Christina emmudeceu. Retransia-a em doses crescentes o velho medo de outr'ora e foi com um estremecimento arrepiado que ouviu ladrido proximo de um cão.

— E' Merimbico, disse o velho, estamos quasi.

Mais cem passos e a matta rasgava-se em clareira na qual Christina viu logo a biboca do negro.

Fez-se toda pequenina e achegou-se de Don'Anna, apertando-lhe nervosamente as mãos.

— Bobinha!
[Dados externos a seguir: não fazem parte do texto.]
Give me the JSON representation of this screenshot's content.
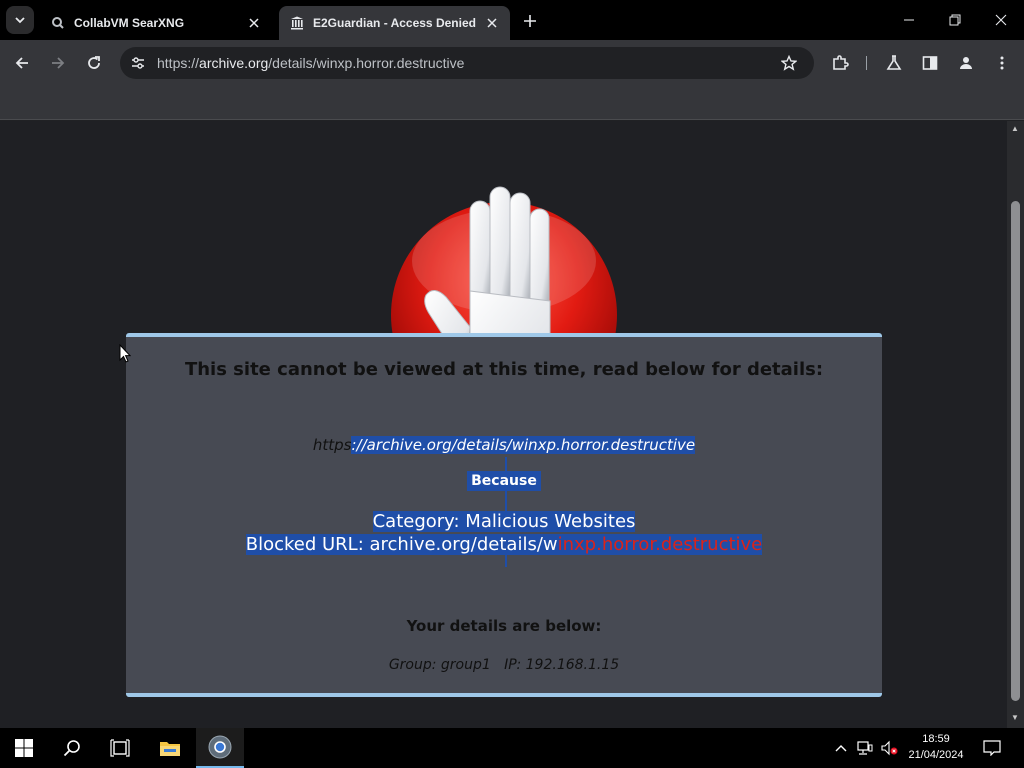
{
  "browser": {
    "tabs": [
      {
        "title": "CollabVM SearXNG",
        "active": false
      },
      {
        "title": "E2Guardian - Access Denied",
        "active": true
      }
    ],
    "url": {
      "scheme": "https://",
      "host": "archive.org",
      "path": "/details/winxp.horror.destructive"
    },
    "icons": {
      "tab_search": "chevron-down-icon",
      "new_tab": "plus-icon",
      "back": "back-arrow-icon",
      "forward": "forward-arrow-icon",
      "reload": "reload-icon",
      "site_info": "tune-icon",
      "bookmark": "star-icon",
      "extensions": "puzzle-icon",
      "labs": "flask-icon",
      "side_panel": "side-panel-icon",
      "profile": "profile-icon",
      "menu": "kebab-menu-icon"
    }
  },
  "block_page": {
    "heading": "This site cannot be viewed at this time, read below for details:",
    "blocked_url_prefix": "https",
    "blocked_url_rest": "://archive.org/details/winxp.horror.destructive",
    "because": "Because",
    "category": "Category: Malicious Websites",
    "blocked_url_label_part": "Blocked URL: archive.org/details/w",
    "blocked_url_red_part": "inxp.horror.destructive",
    "details_heading": "Your details are below:",
    "group": "Group: group1",
    "ip": "IP: 192.168.1.15"
  },
  "taskbar": {
    "time": "18:59",
    "date": "21/04/2024",
    "icons": [
      "windows-start-icon",
      "search-icon",
      "task-view-icon",
      "file-explorer-icon",
      "chrome-icon"
    ]
  },
  "colors": {
    "selection": "#1f4ea8",
    "blocked_red": "#d9231b",
    "box_border": "#9fc8e8",
    "box_bg": "#474a53"
  }
}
Tudo isso é medo?

— E' peior que medo, é... não sei quê!

Não tinha feição de moradia humana a alfurja do monstro. A' laia de paredes, paus a pique mal juntos, entresachados de ramadas seccas. Por cobertura, presos com pedras chatas, molhos de sapé no fio, defumado e podre. Em redor, um terreirinho atravancado de latas ferrujentas, trapos e cacaria velha. A entrada era um buraco por onde mal passaria um homem de agacho.

— Olá, ó caramujo! Sae da toca que está cá o sinho moço e mais visitas! gritou o major.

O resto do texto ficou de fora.